"Gregg Araki, le génie queer" de Fabien Demongeot : en attendant le prochain Araki…
On ne parle plus beaucoup de Gregg Araki, ce jeune réalisateur qui fit scandale et fascina dans les années 90 avec sa "Doom Trilogy" , puis réalisa un véritable chef d’œuvre au début des années 2000 avec Mysterious Skin : son dernier film de cinéma, l’excellent White Bird, date de dix ans déjà, et il semble depuis travailler comme réalisateur mercenaire dans des séries TV US plutôt « grand public », tandis que sa propre série, Now Apocalypse (2019) est passée à peu près inaperçue en France. C’est évidemment dommage, étant donné la créativité et la vitalité de son cinéma, mais cette absence – temporaire, on l’espère – de nos écrans permet à Fabien Demangeot, qui nous avait déjà offert un très bel essai sur Cronenberg (déjà chez Playlist Society) de disposer du recul nécessaire pour opérer une synthèse pertinente du travail d’Araki.
On tique un peu sur le titre – un peu trop dans l’air du temps, peut-être – de cet essai, mais, heureusement, il n’y a guère qu’un chapitre qui pourra faire polémique : en quelques pages intitulés « la performance du genre », Demangeot sacrifie assez inutilement aux injonctions de la théorie du genre et prétend – plutôt arbitrairement – qu’Araki serait aligné sur la « philosophie » discutable de Judith Butler. C’est, à notre humble avis, limiter le travail artistique remarquable d’Araki, qui plus est empli d’un pathos sincère et puissant vis à vis des victimes de la haine dirigée contre les homosexuels, transsexuels, etc., que d’en faire le porte-parole d’un courant de pensée actuel largement contre-productif par rapport à la défense nécessaire de communautés toujours fragiles.

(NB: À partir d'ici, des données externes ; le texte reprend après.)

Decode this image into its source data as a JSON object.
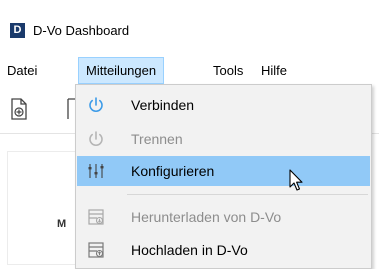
{
  "window": {
    "logo_letter": "D",
    "title": "D-Vo Dashboard"
  },
  "menubar": {
    "items": [
      {
        "label": "Datei"
      },
      {
        "label": "Mitteilungen",
        "active": true
      },
      {
        "label": "Tools"
      },
      {
        "label": "Hilfe"
      }
    ]
  },
  "toolbar": {
    "icons": [
      "add-document-icon",
      "document-icon"
    ]
  },
  "content": {
    "partial_label": "M"
  },
  "dropdown": {
    "items": [
      {
        "label": "Verbinden",
        "icon": "power-icon",
        "enabled": true,
        "hover": false
      },
      {
        "label": "Trennen",
        "icon": "power-icon",
        "enabled": false,
        "hover": false
      },
      {
        "label": "Konfigurieren",
        "icon": "sliders-icon",
        "enabled": true,
        "hover": true
      },
      {
        "label": "Herunterladen von D-Vo",
        "icon": "download-icon",
        "enabled": false,
        "hover": false
      },
      {
        "label": "Hochladen in D-Vo",
        "icon": "upload-icon",
        "enabled": true,
        "hover": false
      }
    ]
  },
  "colors": {
    "accent_blue": "#3c9be8",
    "hover_blue": "#91c9f7",
    "menu_active": "#cce8ff",
    "logo_navy": "#1a3a6b",
    "disabled_text": "#8d8d8d"
  }
}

Mais ne soyons pas polémiques, l’intérêt de l’essai de Demangeot est clairement ailleurs, en particulier dans la description très bien conduite de la trajectoire d’un cinéaste : en commençant son travail par des films littéralement « punks », traduisant son horreur devant la situation créée aux USA par l’épidémie du SIDA, l’indifférence des politiques et la haine des croyants de tout poil, et en évoluant rapidement vers une intégration jubilatoire des clichés de la télévision et du cinéma populaire – en particulier des codes du cinéma Z d’horreur et de SF -, mais aussi d’une esthétique colorée et flashy, Araki peut être vu comme un véritable visionnaire. Il a créé, quasiment seul, une esthétique post-moderne à la fois gaie et désespérée, chatoyante et morbide, superficielle et pourtant pleine de sens, qui est aujourd’hui raccord avec les codes esthétiques de notre société déjantée. On pourra regretter le fait que ses images nourrissent aujourd’hui tout un pan de la publicité, en particulier de la mode et des produits de luxe (et également que, punk un jour, il ait depuis réalisé des clips pour des grandes marques…), mais c’est aussi une preuve de la force de sa vision cinématographique.
L’abandon progressif dans son cinéma des excès de ses débuts a néanmoins permis à Araki de gagner une visibilité plus « universelle » avec des films de très haut niveau, et d’acquérir d’ores et déjà sa place dans le cœur des cinéphiles. Cet essai, qui est une analyse riche et fouillée, remplie de références complémentaires (certaines pages comportent plus de notes de bas de page que de texte, ce qui est un signe !), est donc, espérons-le, non pas un bilan définitif, mais bel et bien un point à date sur la trajectoire passionnante d’un cinéaste dont on attend avec impatience le prochain film.